In conclusion, this study highlights the pivotal role of deep learning in revolutionizing the drug discovery process, especially within the scope of the COVID-19 outbreak. By employing sophisticated deep learning methods, notably the DNN model augmented with SMOTE to address class imbalances, our research demonstrates a marked improvement in identifying active compounds from bioassay datasets. This approach outperforms conventional ML models, as evidenced by comparisons with the work of KC et al.,9 and also plays a vital role in addressing the challenges arising from the inherently imbalanced characteristics of HTS data.
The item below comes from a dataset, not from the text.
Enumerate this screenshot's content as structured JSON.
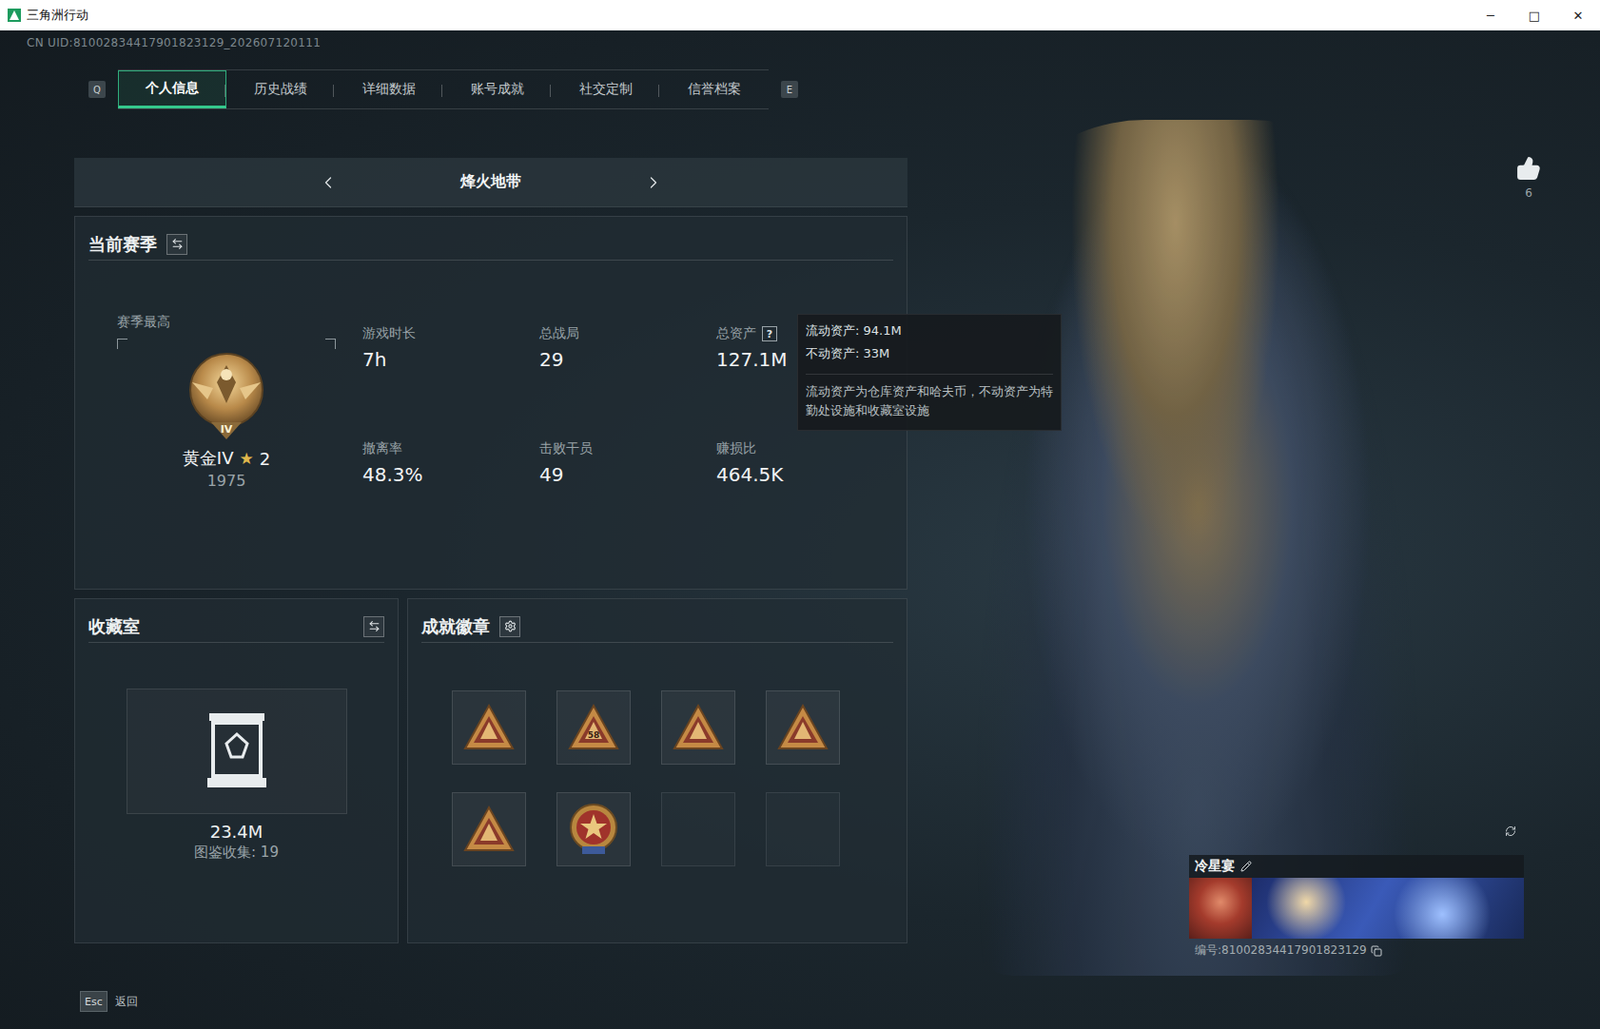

Our results highlight the capability of deep learning to expedite the identification of effective therapeutic agents against COVID-19. Advocating for the broader implementation of advanced computational techniques in drug discovery, this study signals progress toward a more efficient, precise, and swift identification of potential drugs to address present and upcoming health crises.
Data Sharing Statement: The data that support the findings of this study are openly available in Kaggle at https://www.kaggle.com/datasets/selcukorkmaz/anti-sars-cov-2-assays
Authorship Contributions: Concept- B.E.Y., S.K., Design- B.E.Y., S.K., Supervision- S.K., Materials- B.E.Y., S.K., Data Collection or Processing- B.E.Y., S.K., Analysis or Interpretation- B.E.Y., S.K., Literature Search- B.E.Y., S.K., Writing- B.E.Y., S.K., Critical Review- B.E.Y., S.K.
Peer Review: Selçuk Korkmaz is a member of the Editorial Board of the Balkan Medical Journal. However, he was not involved in the editorial decision of the manuscript at any stage.
Conflict of Interest: No conflict of interest was declared by the authors.
Funding: The authors declared that this study received no financial support.